One of four.

Andrew Wakefield and the faked link between MMR vaccinations and autism.

Andrew Wakefield is one of the heroes of the anti-vaccination crusaders. In 1998 prestigious British medical journal The Lancet published a paper by Wakefield and others which implied a link between autism and the MMR (measles, mumps, rubella) vaccination. Not only was there no such link, but Wakefield’s data was faked. The article was retracted by The Lancet on February 2, 2010.

Wakefield must have known the likelihood that his faked research would reduce vaccination rates and lead to increased levels of preventable infectious childhood diseases. That is, he must have known than faking data so as to suggest a link between MMR vaccinations and autism would lead to increased child deaths.

Whatever Andrew Wakefield is, he is no hero of child health.

Apart from faking the results, there were several other ethics violations. These included failing to disclose cash payments from a lawyer representing families claiming MMR caused their children’s autism, failure to disclose financial interests in patents for MMR alternatives, failure to include data which contradicted his conclusions, and the use of contaminated samples to support his conclusions.

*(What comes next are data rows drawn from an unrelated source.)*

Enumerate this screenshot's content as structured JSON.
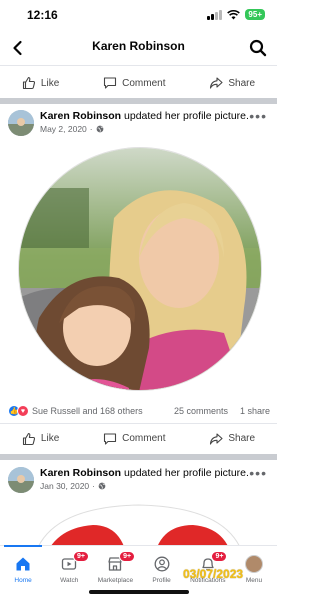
{
  "status_bar": {
    "time": "12:16",
    "battery": "95+"
  },
  "header": {
    "title": "Karen Robinson"
  },
  "actions": {
    "like": "Like",
    "comment": "Comment",
    "share": "Share"
  },
  "post1": {
    "author": "Karen Robinson",
    "action": " updated her profile picture.",
    "date": "May 2, 2020",
    "dot": "·",
    "reactions_text": "Sue Russell and 168 others",
    "comments": "25 comments",
    "shares": "1 share"
  },
  "post2": {
    "author": "Karen Robinson",
    "action": " updated her profile picture.",
    "date": "Jan 30, 2020",
    "dot": "·"
  },
  "bottom_nav": {
    "home": "Home",
    "watch": "Watch",
    "watch_badge": "9+",
    "marketplace": "Marketplace",
    "marketplace_badge": "9+",
    "profile": "Profile",
    "notifications": "Notifications",
    "notifications_badge": "9+",
    "menu": "Menu"
  },
  "watermark": "03/07/2023",
  "colors": {
    "accent": "#1877f2",
    "badge": "#e41e3f",
    "separator": "#c9ccd1",
    "watermark": "#f3c019"
  }
}
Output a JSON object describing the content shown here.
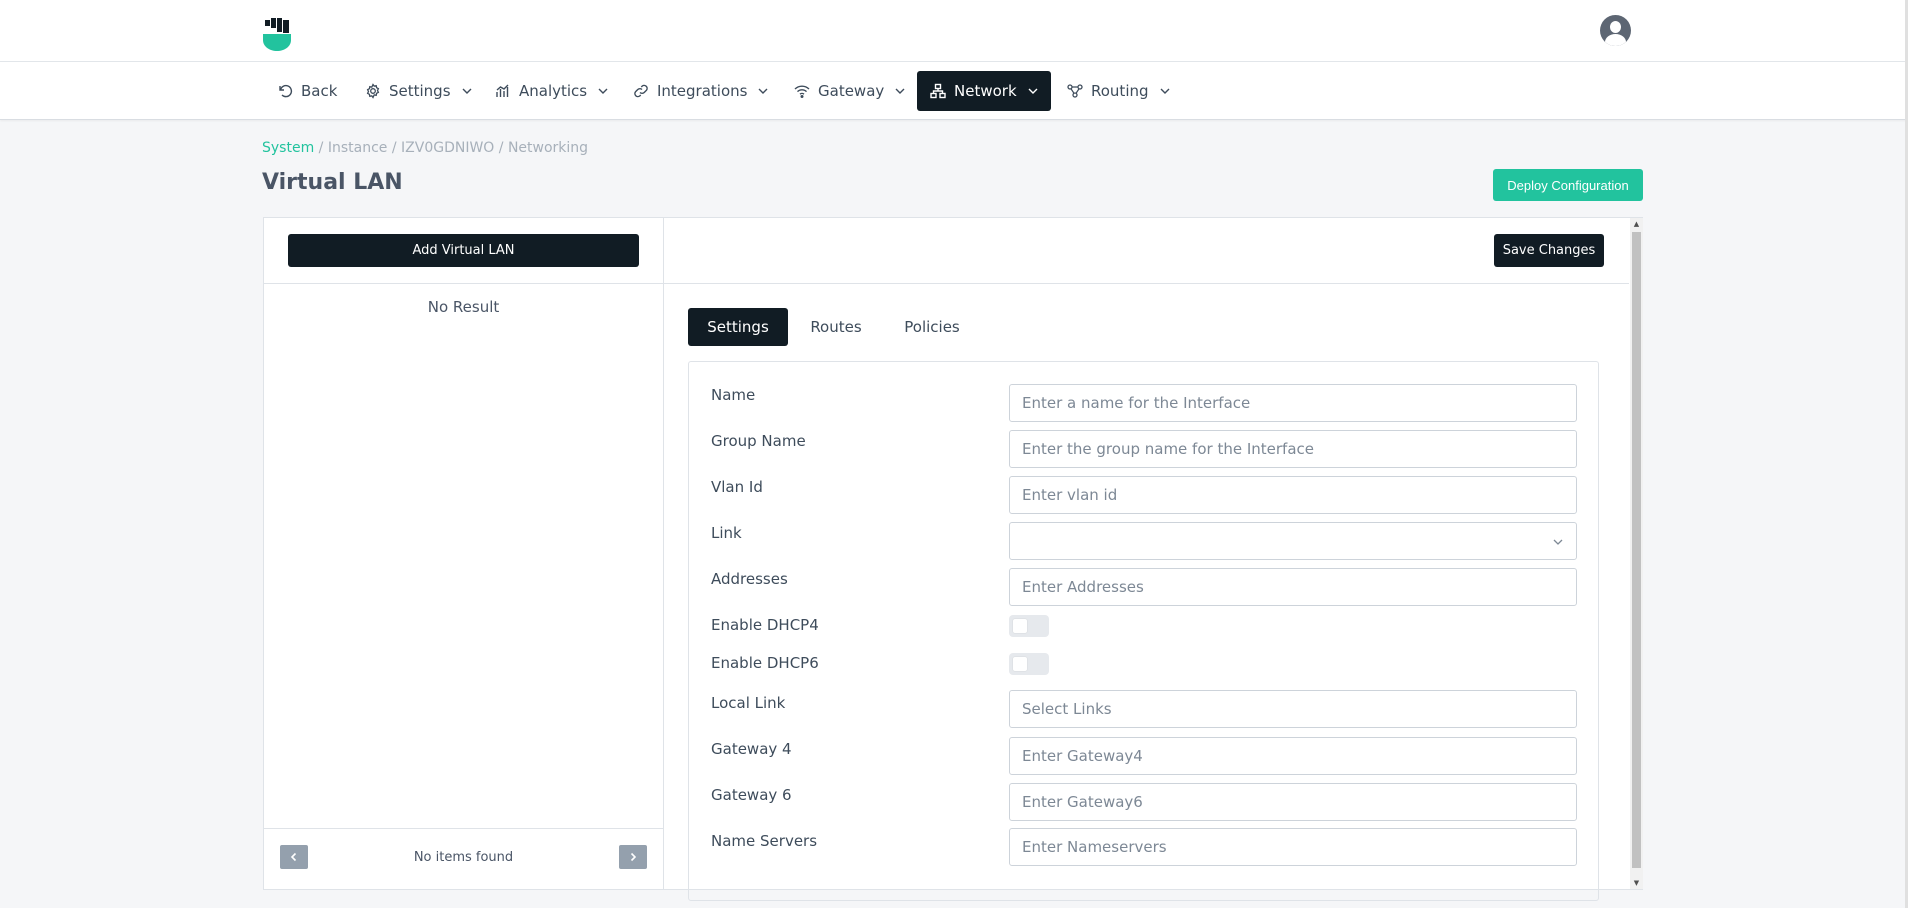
{
  "nav": {
    "back": "Back",
    "settings": "Settings",
    "analytics": "Analytics",
    "integrations": "Integrations",
    "gateway": "Gateway",
    "network": "Network",
    "routing": "Routing"
  },
  "breadcrumb": {
    "system": "System",
    "instance": "Instance",
    "instance_id": "IZV0GDNIWO",
    "networking": "Networking",
    "separator": "/"
  },
  "page": {
    "title": "Virtual LAN",
    "deploy_label": "Deploy Configuration"
  },
  "left_panel": {
    "add_label": "Add Virtual LAN",
    "empty_text": "No Result",
    "footer_text": "No items found"
  },
  "right_panel": {
    "save_label": "Save Changes",
    "tabs": [
      "Settings",
      "Routes",
      "Policies"
    ],
    "active_tab": "Settings"
  },
  "form": {
    "name": {
      "label": "Name",
      "placeholder": "Enter a name for the Interface",
      "value": ""
    },
    "group_name": {
      "label": "Group Name",
      "placeholder": "Enter the group name for the Interface",
      "value": ""
    },
    "vlan_id": {
      "label": "Vlan Id",
      "placeholder": "Enter vlan id",
      "value": ""
    },
    "link": {
      "label": "Link",
      "value": ""
    },
    "addresses": {
      "label": "Addresses",
      "placeholder": "Enter Addresses",
      "value": ""
    },
    "enable_dhcp4": {
      "label": "Enable DHCP4",
      "enabled": false
    },
    "enable_dhcp6": {
      "label": "Enable DHCP6",
      "enabled": false
    },
    "local_link": {
      "label": "Local Link",
      "placeholder": "Select Links",
      "value": ""
    },
    "gateway4": {
      "label": "Gateway 4",
      "placeholder": "Enter Gateway4",
      "value": ""
    },
    "gateway6": {
      "label": "Gateway 6",
      "placeholder": "Enter Gateway6",
      "value": ""
    },
    "name_servers": {
      "label": "Name Servers",
      "placeholder": "Enter Nameservers",
      "value": ""
    }
  },
  "icons": {
    "logo": "fist-shield-logo",
    "avatar": "user-avatar-icon",
    "back": "undo-icon",
    "settings": "gear-icon",
    "analytics": "bar-chart-icon",
    "integrations": "link-icon",
    "gateway": "wifi-icon",
    "network": "network-icon",
    "routing": "routing-icon",
    "chevron": "chevron-down-icon",
    "pager_prev": "chevron-left-icon",
    "pager_next": "chevron-right-icon"
  },
  "colors": {
    "accent": "#22c39e",
    "dark": "#111c24",
    "muted": "#a7b0ba",
    "title": "#4a5566"
  }
}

On January 28, 2010, Wakefield and two of his co-authors, John Walker-Smith and Simon Murch, were found by the UK’s General Medical Council to have acted irresponsibly, dishonestly and not in the clinical interests of the children involved in the study.  The Medial Council found, amongst other things, that Wakefield had used colonoscopies, MRIs and lumbar punctures when such procedures were not clinically indicated.  On May 24, 2010, the General Medical Council issued a determination that Wakefield and Walker-Smith were guilty of professional misconduct and should be struck from the Medical Register in the U.K. His license to practice medicine has been revoked.

There is no moral difference between this faking of medical research with foreseeably lethal consequences, and adding Melamine (a poison) to milk with foreseeably lethal consequences.

Some supporters of the MMR/autism theory claim that just because a few bad apples faked their results doesn’t necessarily mean there is no connection between vaccination and autism. No it doesn’t. But there isn’t. Not a speck. Not a jot nor a tittle.

In the next few days I will explain exactly how scientists know this. I’ll also examine the story that when Japan stopped vaccinating children, SIDS (cot death) stopped completely. It didn’t.